To stack it another way; we'd lose a number of current flying operations and a proportion of the flights if rides were stopped tomorrow. Much would still fly. Conversely, if rides were to become 'the only' income stream there would be a much greater curtailment in the numbers able to fly on that cash.

But all that's actually beside the point. Very few flying ex-military aircraft are historically important examples in their own right, and even fewer of those that are offering rides. Mostly they are representative examples, and owe their survival to being restored to flight and thus able to provide thrills and so forth.

Fifi, the B-24s and most of the B-17s and CWH Lanc are exciting because you can fly in them. Their own history is simply not significant enough to be a drawcard for them specifically beyond the fact they represent their peer types and crews, many of which didn't come back.

The static museums look after the original, historic machines, and some of the active museums offer rides - which is a good balance, IMHO.

In the bigger picture, flying aircraft get people moving; to airshows, the museums, and just to the fence to see Collings' hit their local airport. While vintage aviation runs on volunteers and money, that interest is what gets the cash moving.

Regards,

Re: Anybody excited about the prospect of a two seat Hurrica

Tue Dec 04, 2012 3:25 am

Firebird wrote:
JDK wrote: On another, less comforting note, MacIndoe's experience of plastic surgery with Hurricane pilots was often a much more challenging job than with Spitfire pilots in 1940 as the mixed construction fuselage was not a good place in a fire.
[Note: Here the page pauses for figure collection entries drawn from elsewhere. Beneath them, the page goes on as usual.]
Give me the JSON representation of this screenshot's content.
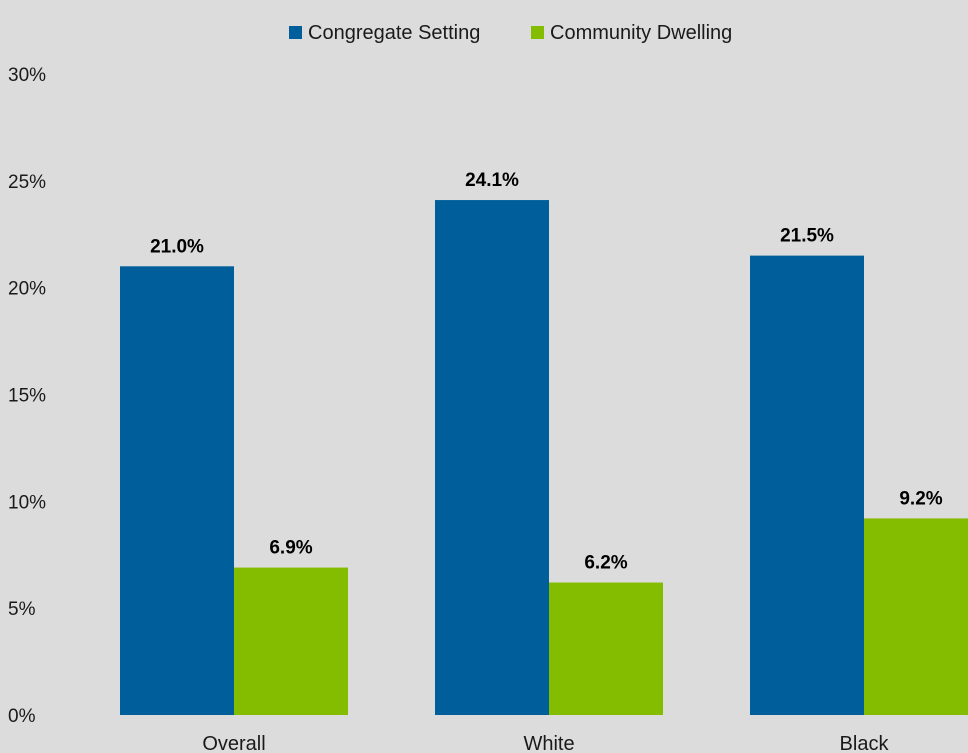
{
  "chart_data": {
    "type": "bar",
    "categories": [
      "Overall",
      "White",
      "Black"
    ],
    "series": [
      {
        "name": "Congregate Setting",
        "values": [
          21.0,
          24.1,
          21.5
        ],
        "labels": [
          "21.0%",
          "24.1%",
          "21.5%"
        ],
        "color": "#005f9a"
      },
      {
        "name": "Community Dwelling",
        "values": [
          6.9,
          6.2,
          9.2
        ],
        "labels": [
          "6.9%",
          "6.2%",
          "9.2%"
        ],
        "color": "#84bd00"
      }
    ],
    "ylim": [
      0,
      30
    ],
    "yticks": [
      0,
      5,
      10,
      15,
      20,
      25,
      30
    ],
    "ytick_labels": [
      "0%",
      "5%",
      "10%",
      "15%",
      "20%",
      "25%",
      "30%"
    ],
    "grid": false,
    "legend_position": "top-center",
    "background": "#dcdcdc"
  }
}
Not really a major consideration in the modern environment of course.


Al Martin might disagree with that last statement....... even though he escaped from LF363 with only minor burns and a broken ankle.

Image

Good point, might scare the punters though!

That was indeed good airmanship and a lucky outcome for the pilot; however most of the fire-damage seen in the image was post-crash - if the fire had got going in the air, the pilot (we hope) would've bailed out. Staying with it is simply not an option.

I was thinking that outside combat and in the modern operating environment and conditions, the risks of setting Hurricanes on fire has lessened considerably.